Institutionnels locaux : les gardiens de la souveraineté économique

Assurances, caisses de retraite et fonds de pension détiennent des milliers de milliards d’épargne longue. Une puissance capable de financer routes, logements, industries et de stabiliser l’économie nationale — tout en limitant la dépendance aux capitaux étrangers et aux fluctuations des marchés mondiaux.
Pourtant, cette manne reste largement sous-exploitée. Les instruments financiers disponibles sont limités, les marchés secondaires peu liquides, et les investisseurs, prudents, privilégient des placements sûrs mais peu ambitieux. Le résultat : un sous-investissement chronique dans les secteurs stratégiques.

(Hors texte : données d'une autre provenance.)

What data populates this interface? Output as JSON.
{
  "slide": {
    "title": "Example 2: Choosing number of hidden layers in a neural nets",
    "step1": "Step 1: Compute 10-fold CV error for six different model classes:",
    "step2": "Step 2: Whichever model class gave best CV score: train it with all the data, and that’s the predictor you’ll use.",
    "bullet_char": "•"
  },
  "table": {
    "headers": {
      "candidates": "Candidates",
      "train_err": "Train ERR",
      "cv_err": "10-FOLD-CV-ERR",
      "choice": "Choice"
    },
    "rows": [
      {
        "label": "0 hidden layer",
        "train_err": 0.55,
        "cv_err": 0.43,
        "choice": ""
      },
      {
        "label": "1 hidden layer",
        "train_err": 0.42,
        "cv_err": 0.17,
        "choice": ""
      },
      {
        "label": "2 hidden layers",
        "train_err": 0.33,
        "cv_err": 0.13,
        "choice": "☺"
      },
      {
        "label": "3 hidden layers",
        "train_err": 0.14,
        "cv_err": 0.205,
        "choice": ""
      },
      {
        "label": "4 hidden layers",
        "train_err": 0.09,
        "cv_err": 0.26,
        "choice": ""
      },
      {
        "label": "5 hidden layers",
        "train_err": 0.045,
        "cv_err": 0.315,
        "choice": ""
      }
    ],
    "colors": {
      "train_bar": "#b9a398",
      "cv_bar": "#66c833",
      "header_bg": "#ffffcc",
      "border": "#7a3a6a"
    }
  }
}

Le cadre réglementaire, trop rigide, freine l’innovation et empêche une adaptation optimale des portefeuilles aux besoins réels de l’économie. Une mobilisation pleine et intelligente de cette épargne passe donc par un équilibre subtil entre sécurité des placements et flexibilité d’investissement. Des produits adaptés, des marchés plus profonds et une plus grande transparence pourraient permettre de transformer cette réserve en moteur de croissance.

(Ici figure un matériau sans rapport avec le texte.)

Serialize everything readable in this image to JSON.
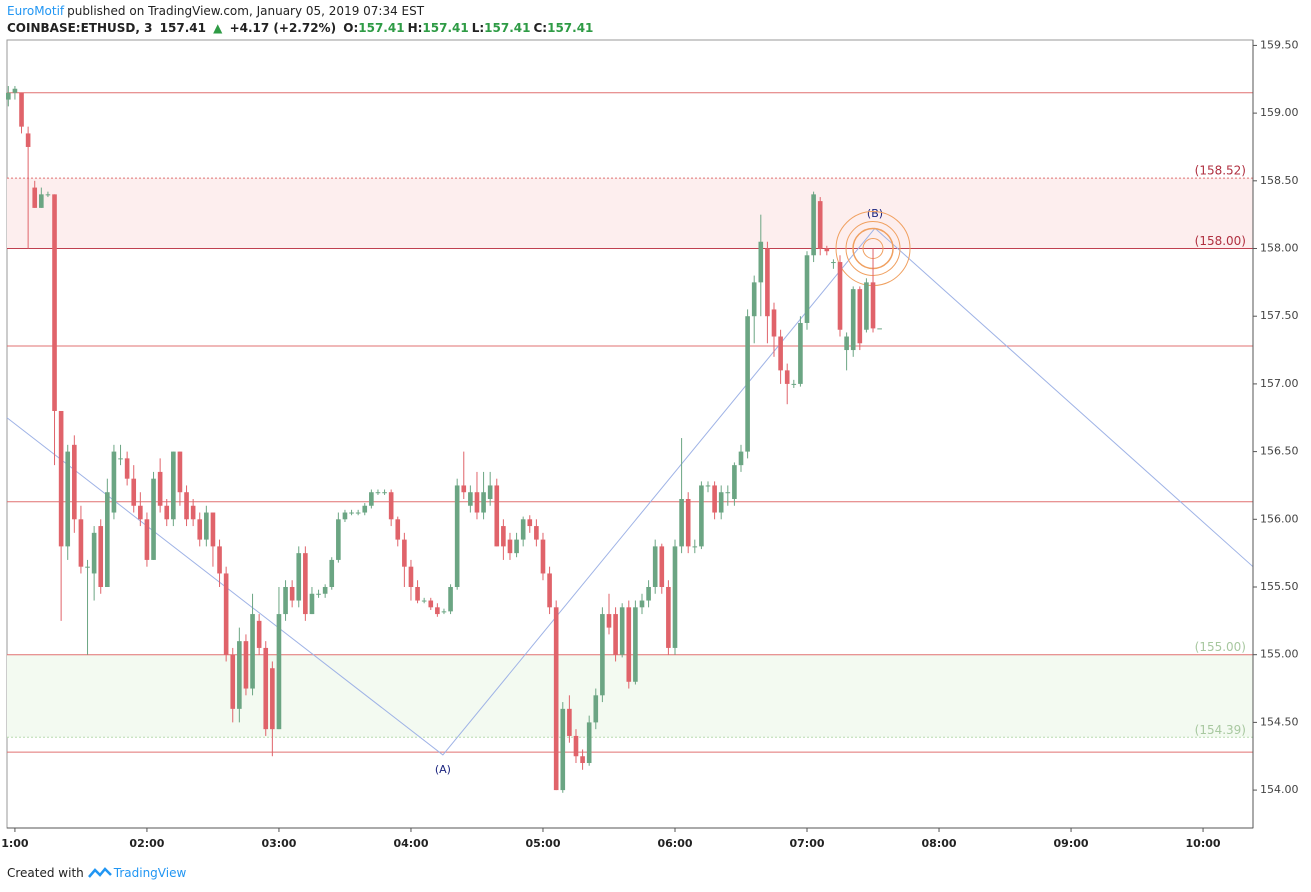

Au-delà des chiffres, la question est politique et stratégique. L’épargne longue nationale est un levier de souveraineté : elle donne à l’État les moyens d’orienter les ressources vers ses priorités, de renforcer la confiance des acteurs privés et de stabiliser la trajectoire économique à moyen et long terme.
En somme, mieux exploiter ces ressources locales, c’est à la fois stimuler le développement et protéger l’indépendance économique.